Das würde zu einer weiteren Eskalation im ehemaligen Sowjetblock führen. Die EU muss Russland klarmachen, dass sie auf Zusammenarbeit abzielt und den Osten in ihren Wirtschaftsraum einbinden und nicht ausgrenzen möchte. Aber für eine starke EU bedarf es ebenfalls einer für ein gemeinsames Europa eintretenden Zivilgesellschaft, die hinter dem Europäischen Parlament steht wie hinter ihrem eigenen, die sich gemeinsam Gedanken über die anstehenden Probleme macht, die Rechtspopulisten keine Chance auf nationalstaatliche Abgrenzung lässt und die europäische Politik nicht minder ernst nimmt als nationale Politik.

Richtige Entscheidung

Wir haben uns 1994 für den Beitritt zur Europäischen Union entschieden. Diese Entscheidung war die richtige, zumal sie uns sowohl wirtschaftlich als auch politisch wesentliche Vorteile gebracht hat. Die Europäische Union hat nicht umsonst den Friedensnobelpreis bekommen, zumal wir hier in Europa noch nie so lange Frieden hatten wie bisher. Wollen wir diesen Frieden beibehalten, sollten wir gemeinsam für ein starkes Europa eintreten, uns zusammenschließen, niemanden ausgrenzen und an Problemlösungen arbeiten. Natürlich bedarf es Reformen innerhalb der Europäischen Union, jedoch werden Reformen nicht durch Polemik, sondern nur durch ein konstruktives Miteinander herbeigeführt.

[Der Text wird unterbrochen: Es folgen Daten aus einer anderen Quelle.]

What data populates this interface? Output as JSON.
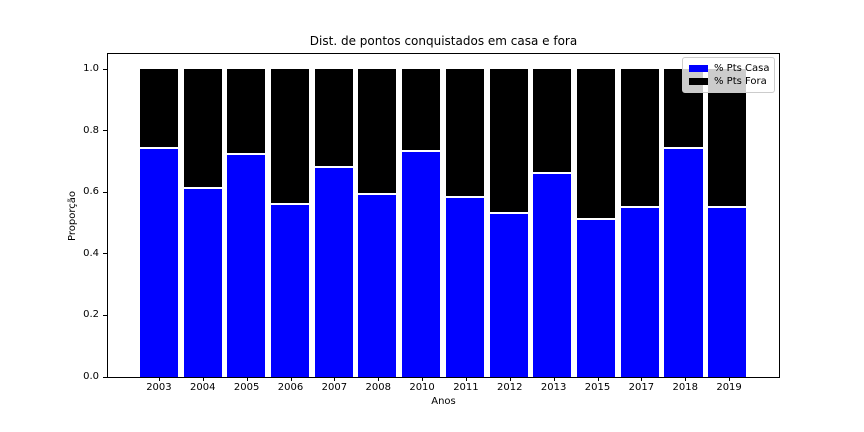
{
  "chart_data": {
    "type": "bar",
    "stacked": true,
    "title": "Dist. de pontos conquistados em casa e fora",
    "xlabel": "Anos",
    "ylabel": "Proporção",
    "categories": [
      "2003",
      "2004",
      "2005",
      "2006",
      "2007",
      "2008",
      "2010",
      "2011",
      "2012",
      "2013",
      "2015",
      "2017",
      "2018",
      "2019"
    ],
    "series": [
      {
        "name": "% Pts Casa",
        "color": "#0000ff",
        "values": [
          0.74,
          0.61,
          0.72,
          0.56,
          0.68,
          0.59,
          0.73,
          0.58,
          0.53,
          0.66,
          0.51,
          0.55,
          0.74,
          0.55
        ]
      },
      {
        "name": "% Pts Fora",
        "color": "#000000",
        "values": [
          0.26,
          0.39,
          0.28,
          0.44,
          0.32,
          0.41,
          0.27,
          0.42,
          0.47,
          0.34,
          0.49,
          0.45,
          0.26,
          0.45
        ]
      }
    ],
    "ylim": [
      0,
      1.049
    ],
    "yticks": [
      "0.0",
      "0.2",
      "0.4",
      "0.6",
      "0.8",
      "1.0"
    ],
    "grid": false,
    "legend_position": "upper right",
    "background": "#ffffff",
    "spine_color": "#000000"
  }
}
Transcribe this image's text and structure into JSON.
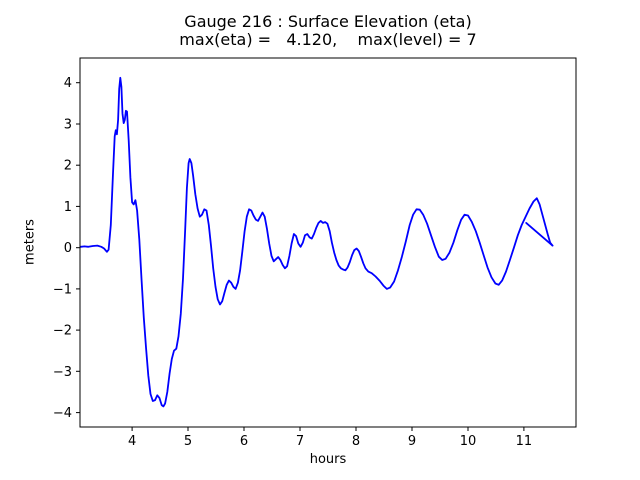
{
  "figure": {
    "background": "#ffffff"
  },
  "chart_data": {
    "type": "line",
    "title": "Gauge 216 : Surface Elevation (eta)",
    "subtitle": "max(eta) =   4.120,    max(level) = 7",
    "xlabel": "hours",
    "ylabel": "meters",
    "xlim": [
      3.07,
      11.93
    ],
    "ylim": [
      -4.35,
      4.6
    ],
    "grid": false,
    "legend": "none",
    "line_color": "#0000ff",
    "frame_color": "#000000",
    "xticks": [
      4,
      5,
      6,
      7,
      8,
      9,
      10,
      11
    ],
    "xtick_labels": [
      "4",
      "5",
      "6",
      "7",
      "8",
      "9",
      "10",
      "11"
    ],
    "yticks": [
      -4,
      -3,
      -2,
      -1,
      0,
      1,
      2,
      3,
      4
    ],
    "ytick_labels": [
      "−4",
      "−3",
      "−2",
      "−1",
      "0",
      "1",
      "2",
      "3",
      "4"
    ],
    "max_eta": 4.12,
    "max_level": 7,
    "series": [
      {
        "name": "eta",
        "points": [
          [
            3.08,
            0.02
          ],
          [
            3.15,
            0.03
          ],
          [
            3.22,
            0.02
          ],
          [
            3.3,
            0.04
          ],
          [
            3.38,
            0.05
          ],
          [
            3.45,
            0.02
          ],
          [
            3.5,
            -0.02
          ],
          [
            3.55,
            -0.1
          ],
          [
            3.58,
            -0.05
          ],
          [
            3.62,
            0.55
          ],
          [
            3.66,
            1.8
          ],
          [
            3.69,
            2.7
          ],
          [
            3.71,
            2.85
          ],
          [
            3.73,
            2.75
          ],
          [
            3.75,
            3.1
          ],
          [
            3.77,
            3.85
          ],
          [
            3.79,
            4.12
          ],
          [
            3.81,
            3.9
          ],
          [
            3.83,
            3.25
          ],
          [
            3.85,
            3.02
          ],
          [
            3.87,
            3.1
          ],
          [
            3.89,
            3.32
          ],
          [
            3.91,
            3.3
          ],
          [
            3.94,
            2.6
          ],
          [
            3.97,
            1.7
          ],
          [
            4.0,
            1.1
          ],
          [
            4.03,
            1.05
          ],
          [
            4.06,
            1.15
          ],
          [
            4.09,
            0.9
          ],
          [
            4.13,
            0.2
          ],
          [
            4.17,
            -0.8
          ],
          [
            4.21,
            -1.7
          ],
          [
            4.25,
            -2.45
          ],
          [
            4.29,
            -3.1
          ],
          [
            4.33,
            -3.55
          ],
          [
            4.37,
            -3.72
          ],
          [
            4.41,
            -3.7
          ],
          [
            4.45,
            -3.58
          ],
          [
            4.49,
            -3.65
          ],
          [
            4.53,
            -3.82
          ],
          [
            4.56,
            -3.85
          ],
          [
            4.59,
            -3.78
          ],
          [
            4.63,
            -3.5
          ],
          [
            4.67,
            -3.05
          ],
          [
            4.71,
            -2.7
          ],
          [
            4.75,
            -2.5
          ],
          [
            4.79,
            -2.45
          ],
          [
            4.83,
            -2.15
          ],
          [
            4.87,
            -1.6
          ],
          [
            4.91,
            -0.75
          ],
          [
            4.95,
            0.45
          ],
          [
            4.98,
            1.45
          ],
          [
            5.01,
            2.05
          ],
          [
            5.03,
            2.15
          ],
          [
            5.06,
            2.05
          ],
          [
            5.09,
            1.75
          ],
          [
            5.13,
            1.3
          ],
          [
            5.17,
            0.95
          ],
          [
            5.21,
            0.75
          ],
          [
            5.25,
            0.8
          ],
          [
            5.29,
            0.93
          ],
          [
            5.33,
            0.9
          ],
          [
            5.37,
            0.55
          ],
          [
            5.41,
            0.05
          ],
          [
            5.45,
            -0.5
          ],
          [
            5.49,
            -0.95
          ],
          [
            5.53,
            -1.25
          ],
          [
            5.57,
            -1.38
          ],
          [
            5.61,
            -1.3
          ],
          [
            5.65,
            -1.1
          ],
          [
            5.69,
            -0.9
          ],
          [
            5.73,
            -0.8
          ],
          [
            5.77,
            -0.85
          ],
          [
            5.81,
            -0.95
          ],
          [
            5.85,
            -1.0
          ],
          [
            5.89,
            -0.85
          ],
          [
            5.93,
            -0.55
          ],
          [
            5.97,
            -0.1
          ],
          [
            6.01,
            0.4
          ],
          [
            6.05,
            0.75
          ],
          [
            6.09,
            0.93
          ],
          [
            6.13,
            0.9
          ],
          [
            6.17,
            0.78
          ],
          [
            6.21,
            0.68
          ],
          [
            6.25,
            0.65
          ],
          [
            6.29,
            0.75
          ],
          [
            6.33,
            0.85
          ],
          [
            6.37,
            0.75
          ],
          [
            6.41,
            0.45
          ],
          [
            6.45,
            0.1
          ],
          [
            6.49,
            -0.2
          ],
          [
            6.53,
            -0.33
          ],
          [
            6.57,
            -0.28
          ],
          [
            6.61,
            -0.23
          ],
          [
            6.65,
            -0.3
          ],
          [
            6.69,
            -0.42
          ],
          [
            6.73,
            -0.5
          ],
          [
            6.77,
            -0.45
          ],
          [
            6.81,
            -0.2
          ],
          [
            6.85,
            0.1
          ],
          [
            6.89,
            0.33
          ],
          [
            6.93,
            0.28
          ],
          [
            6.97,
            0.1
          ],
          [
            7.01,
            0.02
          ],
          [
            7.05,
            0.12
          ],
          [
            7.09,
            0.3
          ],
          [
            7.13,
            0.33
          ],
          [
            7.17,
            0.25
          ],
          [
            7.21,
            0.22
          ],
          [
            7.25,
            0.33
          ],
          [
            7.29,
            0.48
          ],
          [
            7.33,
            0.6
          ],
          [
            7.37,
            0.65
          ],
          [
            7.41,
            0.6
          ],
          [
            7.45,
            0.62
          ],
          [
            7.49,
            0.58
          ],
          [
            7.53,
            0.4
          ],
          [
            7.57,
            0.12
          ],
          [
            7.61,
            -0.12
          ],
          [
            7.65,
            -0.3
          ],
          [
            7.69,
            -0.43
          ],
          [
            7.73,
            -0.5
          ],
          [
            7.77,
            -0.53
          ],
          [
            7.81,
            -0.55
          ],
          [
            7.85,
            -0.48
          ],
          [
            7.89,
            -0.35
          ],
          [
            7.93,
            -0.18
          ],
          [
            7.97,
            -0.06
          ],
          [
            8.01,
            -0.02
          ],
          [
            8.05,
            -0.08
          ],
          [
            8.09,
            -0.22
          ],
          [
            8.13,
            -0.38
          ],
          [
            8.17,
            -0.5
          ],
          [
            8.22,
            -0.58
          ],
          [
            8.28,
            -0.62
          ],
          [
            8.35,
            -0.7
          ],
          [
            8.42,
            -0.8
          ],
          [
            8.49,
            -0.92
          ],
          [
            8.55,
            -1.0
          ],
          [
            8.61,
            -0.97
          ],
          [
            8.68,
            -0.82
          ],
          [
            8.75,
            -0.55
          ],
          [
            8.82,
            -0.22
          ],
          [
            8.89,
            0.15
          ],
          [
            8.96,
            0.55
          ],
          [
            9.02,
            0.8
          ],
          [
            9.08,
            0.93
          ],
          [
            9.14,
            0.92
          ],
          [
            9.2,
            0.8
          ],
          [
            9.27,
            0.58
          ],
          [
            9.34,
            0.3
          ],
          [
            9.41,
            0.02
          ],
          [
            9.48,
            -0.22
          ],
          [
            9.54,
            -0.3
          ],
          [
            9.6,
            -0.27
          ],
          [
            9.67,
            -0.12
          ],
          [
            9.74,
            0.12
          ],
          [
            9.81,
            0.42
          ],
          [
            9.88,
            0.68
          ],
          [
            9.94,
            0.8
          ],
          [
            10.0,
            0.78
          ],
          [
            10.07,
            0.62
          ],
          [
            10.14,
            0.4
          ],
          [
            10.21,
            0.12
          ],
          [
            10.28,
            -0.18
          ],
          [
            10.35,
            -0.48
          ],
          [
            10.42,
            -0.72
          ],
          [
            10.49,
            -0.87
          ],
          [
            10.55,
            -0.9
          ],
          [
            10.61,
            -0.8
          ],
          [
            10.68,
            -0.58
          ],
          [
            10.75,
            -0.3
          ],
          [
            10.82,
            0.0
          ],
          [
            10.89,
            0.3
          ],
          [
            10.96,
            0.55
          ],
          [
            11.03,
            0.75
          ],
          [
            11.1,
            0.95
          ],
          [
            11.17,
            1.12
          ],
          [
            11.23,
            1.2
          ],
          [
            11.28,
            1.05
          ],
          [
            11.33,
            0.8
          ],
          [
            11.38,
            0.55
          ],
          [
            11.43,
            0.3
          ],
          [
            11.47,
            0.12
          ],
          [
            11.51,
            0.05
          ]
        ]
      },
      {
        "name": "eta-overlap-segment",
        "points": [
          [
            11.04,
            0.6
          ],
          [
            11.51,
            0.05
          ]
        ]
      }
    ]
  }
}
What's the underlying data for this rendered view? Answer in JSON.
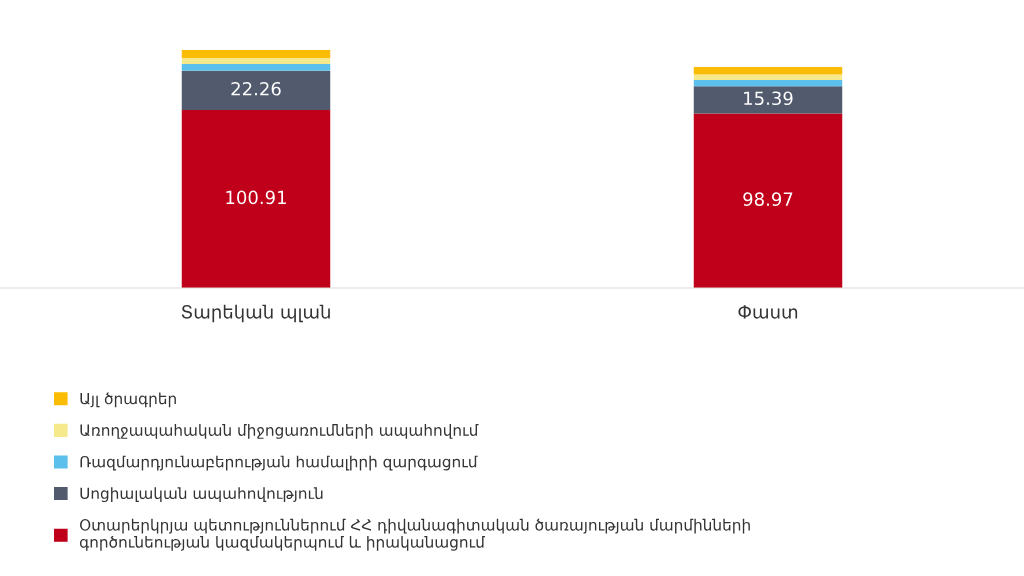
{
  "chart_data": {
    "type": "bar",
    "stacked": true,
    "categories": [
      "Տարեկան պլան",
      "Փաստ"
    ],
    "series": [
      {
        "name": "Օտարերկրյա պետություններում ՀՀ դիվանագիտական ծառայության մարմինների գործունեության կազմակերպում և իրականացում",
        "color": "#c0001a",
        "values": [
          100.91,
          98.97
        ],
        "value_labels": [
          "100.91",
          "98.97"
        ]
      },
      {
        "name": "Սոցիալական ապահովություն",
        "color": "#525b6e",
        "values": [
          22.26,
          15.39
        ],
        "value_labels": [
          "22.26",
          "15.39"
        ]
      },
      {
        "name": "Ռազմարդյունաբերության համալիրի զարգացում",
        "color": "#5bc0eb",
        "values": [
          3.8,
          3.5
        ]
      },
      {
        "name": "Առողջապահական միջոցառումների ապահովում",
        "color": "#f5e98c",
        "values": [
          3.4,
          3.2
        ]
      },
      {
        "name": "Այլ ծրագրեր",
        "color": "#fbbc05",
        "values": [
          4.5,
          4.2
        ]
      }
    ],
    "legend": "bottom left"
  }
}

Nun liegt es an uns Bürgern, welchen Weg wir einschlagen wollen und ob uns dieses Anliegen einer gewichtigen EU tangiert. Um mit den Worten Immanuel Kants zu sprechen: "Habe Mut, dich deines eigenen Verstandes zu bedienen." Genau das ist unsere wesentliche Aufgabe. Wir müssen aus unserer sich zuspitzenden Unmündigkeit heraustreten, die für die Demagogie der Rechtspopulisten ein gefundenes Fressen ist, und sollten beweisen, dass uns unsere Zukunft, die Zukunft innerhalb einer globalen und interdependenten Welt wichtig ist. Daher mein Aufruf: Geht zu der EU-Wahl am 25. Mai und zeigt, dass ihr eine Meinung zur globalen politischen Agenda habt und dieser auch Aussagekraft verleihen wollt. (Lukas Muttenthaler, Leserkommentar, derStandard.at, 16.4.2014)

Lukas Muttenthaler ist 20 Jahre alt und studiert Politikwissenschaft an der Universität Wien.